Some additional notes on the spreadsheet:
Update: As of 10:49pm on Monday. May 4, we have 71 duets. Of the 54 original solos from the previous project, all but 10 have become duets. Of those 44 solos that became duets, 19 had two or more duets made.
At the end of each week, I usually collate a lightly edited collection of recent comments I’ve made on social media, which I think of as my public scratch pad. I tag on what books I may have finished reading. Knowing I’ll revisit my social media posts, I’ve found, serves as a positive and mellowing influence on my online activity. I mostly hang out on Mastodon (at post.lurk.org/@disquiet), and I’m also trying out a few others. And I generally take weekends off social media.
▰ I remember when there were only two readily available recordings of Brumel’s “Earthquake” Mass (from around the first decade of 1500). I’ve got some catching up to do.

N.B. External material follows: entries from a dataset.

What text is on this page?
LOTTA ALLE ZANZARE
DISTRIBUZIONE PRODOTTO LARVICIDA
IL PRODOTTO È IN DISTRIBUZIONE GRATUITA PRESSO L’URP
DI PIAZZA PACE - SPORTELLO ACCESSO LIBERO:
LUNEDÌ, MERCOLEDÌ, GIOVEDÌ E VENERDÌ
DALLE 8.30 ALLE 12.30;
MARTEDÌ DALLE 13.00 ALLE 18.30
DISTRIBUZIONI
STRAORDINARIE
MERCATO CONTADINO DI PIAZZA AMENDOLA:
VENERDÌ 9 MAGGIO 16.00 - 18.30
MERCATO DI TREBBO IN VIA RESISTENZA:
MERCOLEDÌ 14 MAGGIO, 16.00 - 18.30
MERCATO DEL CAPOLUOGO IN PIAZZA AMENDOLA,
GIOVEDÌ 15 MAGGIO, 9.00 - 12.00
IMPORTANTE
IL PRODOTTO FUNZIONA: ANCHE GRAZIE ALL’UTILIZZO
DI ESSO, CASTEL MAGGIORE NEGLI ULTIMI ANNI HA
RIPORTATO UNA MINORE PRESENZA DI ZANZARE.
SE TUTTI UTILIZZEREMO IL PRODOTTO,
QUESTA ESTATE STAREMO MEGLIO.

▰ I’m very happy that Beat (Adrian Belew, Danny Carey, Tony Levin, Steve Vai) continue to tour, playing the fantastic 1980s King Crimson repertoire, with Carey filling Bill Bruford’s shoes and Vai filling Robert Fripp’s. What I’m hoping for is that they start writing new music together.

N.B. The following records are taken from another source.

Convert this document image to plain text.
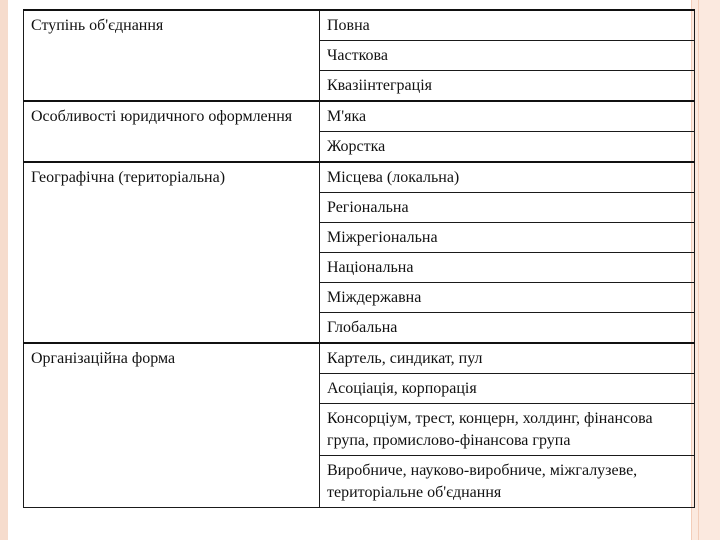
Ступінь об'єднання	Повна
	Часткова
	Квазіінтеграція
Особливості юридичного оформлення	М'яка
	Жорстка
Географічна (територіальна)	Місцева (локальна)
	Регіональна
	Міжрегіональна
	Національна
	Міждержавна
	Глобальна
Організаційна форма	Картель, синдикат, пул
	Асоціація, корпорація
	Консорціум, трест, концерн, холдинг, фінансова група, промислово-фінансова група
	Виробниче, науково-виробниче, міжгалузеве, територіальне об'єднання
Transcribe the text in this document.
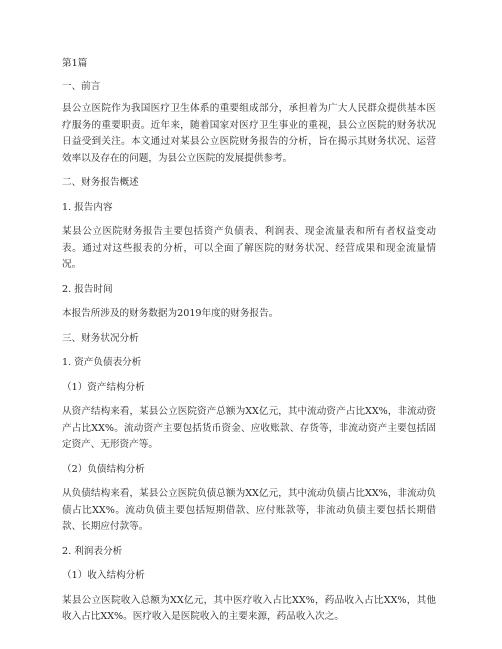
第1篇

一、前言

县公立医院作为我国医疗卫生体系的重要组成部分，承担着为广大人民群众提供基本医疗服务的重要职责。近年来，随着国家对医疗卫生事业的重视，县公立医院的财务状况日益受到关注。本文通过对某县公立医院财务报告的分析，旨在揭示其财务状况、运营效率以及存在的问题，为县公立医院的发展提供参考。

二、财务报告概述

1. 报告内容

某县公立医院财务报告主要包括资产负债表、利润表、现金流量表和所有者权益变动表。通过对这些报表的分析，可以全面了解医院的财务状况、经营成果和现金流量情况。

2. 报告时间

本报告所涉及的财务数据为2019年度的财务报告。

三、财务状况分析

1. 资产负债表分析

（1）资产结构分析

从资产结构来看，某县公立医院资产总额为XX亿元，其中流动资产占比XX%，非流动资产占比XX%。流动资产主要包括货币资金、应收账款、存货等，非流动资产主要包括固定资产、无形资产等。

（2）负债结构分析

从负债结构来看，某县公立医院负债总额为XX亿元，其中流动负债占比XX%，非流动负债占比XX%。流动负债主要包括短期借款、应付账款等，非流动负债主要包括长期借款、长期应付款等。

2. 利润表分析

（1）收入结构分析

某县公立医院收入总额为XX亿元，其中医疗收入占比XX%，药品收入占比XX%，其他收入占比XX%。医疗收入是医院收入的主要来源，药品收入次之。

▰ These endless automated spam calls for fake loans and other phishy hijinks just can’t be sustainable. The prevalence must be impacting how people even use their phones, how (not) responsive people are to inbound calls in general. It’s kind of bizarre robocalls can legally persist like this.

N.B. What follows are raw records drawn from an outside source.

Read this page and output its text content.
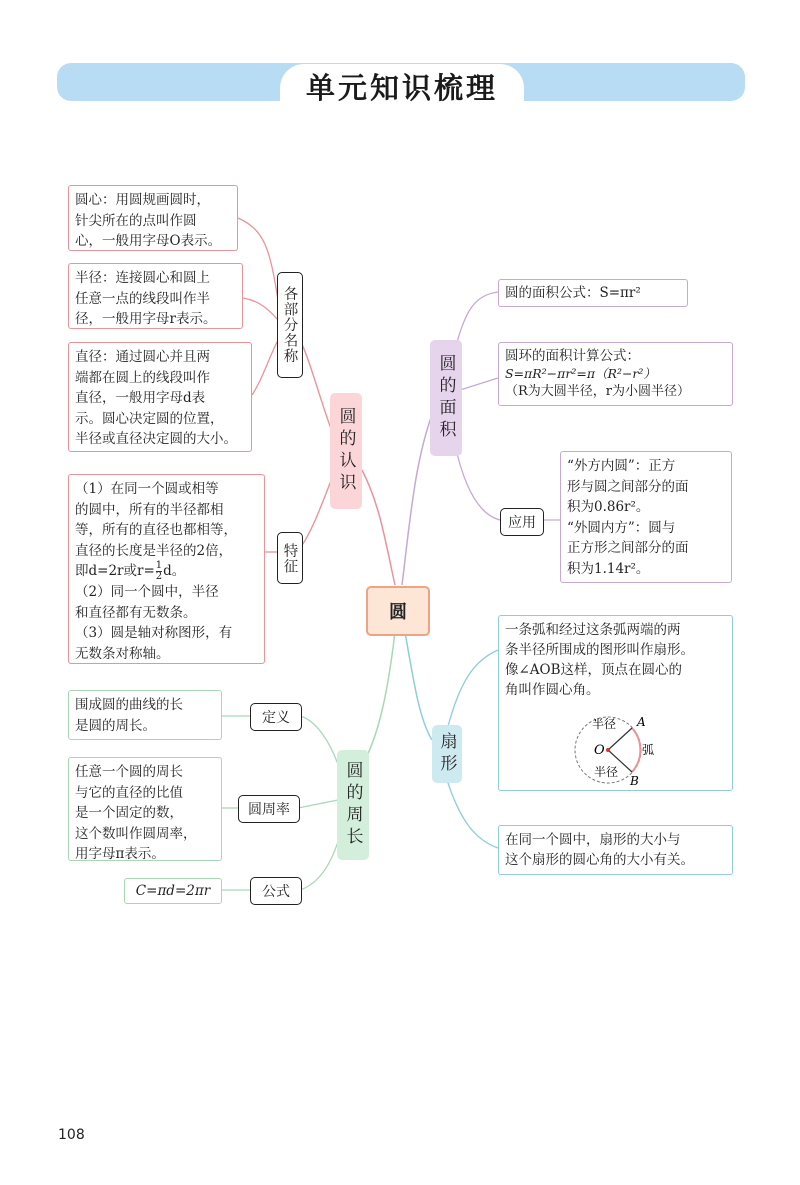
单元知识梳理
圆
圆的认识
圆的面积
扇形
圆的周长
各部分名称
特征
圆心：用圆规画圆时，
针尖所在的点叫作圆
心，一般用字母O表示。
半径：连接圆心和圆上
任意一点的线段叫作半
径，一般用字母r表示。
直径：通过圆心并且两
端都在圆上的线段叫作
直径，一般用字母d表
示。圆心决定圆的位置，
半径或直径决定圆的大小。
（1）在同一个圆或相等
的圆中，所有的半径都相
等，所有的直径也都相等，
直径的长度是半径的2倍，
即d=2r或$r= \frac{1}{2}$ d。
（2）同一个圆中，半径
和直径都有无数条。
（3）圆是轴对称图形，有
无数条对称轴。
定义
圆周率
公式
围成圆的曲线的长
是圆的周长。
任意一个圆的周长
与它的直径的比值
是一个固定的数，
这个数叫作圆周率，
用字母π表示。
C=πd=2πr
圆的面积公式：S=πr²
圆环的面积计算公式：
S=πR²−πr²=π（R²−r²）
（R为大圆半径，r为小圆半径）
应用
“外方内圆”：正方
形与圆之间部分的面
积为0.86r²。
“外圆内方”：圆与
正方形之间部分的面
积为1.14r²。
一条弧和经过这条弧两端的两
条半径所围成的图形叫作扇形。
像∠AOB这样，顶点在圆心的
角叫作圆心角。
半径
半径
O
A
B
弧
在同一个圆中，扇形的大小与
这个扇形的圆心角的大小有关。
108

▰ Q: The 750th Disquiet Junto project happens in a couple weeks. You gonna run out of project ideas?
A: I drove to the Marin Headlands this weekend and got two ideas out the trip before I even arrived at my destination, and a project proposal was waiting for me in my email from a regular participant.
▰ A friend DMd me the transcription of a voice message from an elder relative, whose accented English was impenetrable (i.e., ignored) by the automated voice-to-text tool. I thought immediately of Malka Older talking about writing for people whose names are underlined in Microsoft Word.
▰ Just to repeat: We live in the golden age of vaporware.
▰ I would have recorded and shared the dulcet sizzle of my dolsot bibimbap lunch, but the K-pop* playing on the restaurant stereo would have earned me a takedown notice.
I did get a good pun out of it. I also learned a new-to-me word: “nurungji,” or “scorched rice,” the flavor of the sucking candy that came with my bill.
*IIIBOI, Ash Island, Big Naughty
▰ OK, that’s a neat trick. In Threads I pasted in a long post, and the text was auto-split into suggested multiple posts of the correct length.
▰ I just got a whopper of a phishing expedition: a pleasant email, from someone I know, containing a document that looked totally for real, with the logo and even a watermark for the individual’s organization. In the document was an “Access Document” link for additional information, and the link URL looked initially like that of the organization, except of course it went on and on with hyphenated words, and was a total fake. If you click on it, you have to do a “security check” (ironic, yes — that’s the essence of Erving Goffman’s “cooling the mark out”), and then you are taken to what looks exactly like a Google log-in page, except if you look at the URL it is a truly bizarre concoction that has nothing to do with the organization or with Google, but the URL could easily be overlooked, especially at this stage of the process. Short version: be careful out there.
▰ People need to reread Fahrenheit 451. In popular memory it’s all about censorship and book-burning, but what fills the void of the destroyed books — the personalized immersive audio-visual storytelling — is even worse.
▰ My browser tabs have run amok this week, and are starting to resemble a Paul Smith textile design.

▰ The only thing not in flux is … oh, yeah, everything is in flux.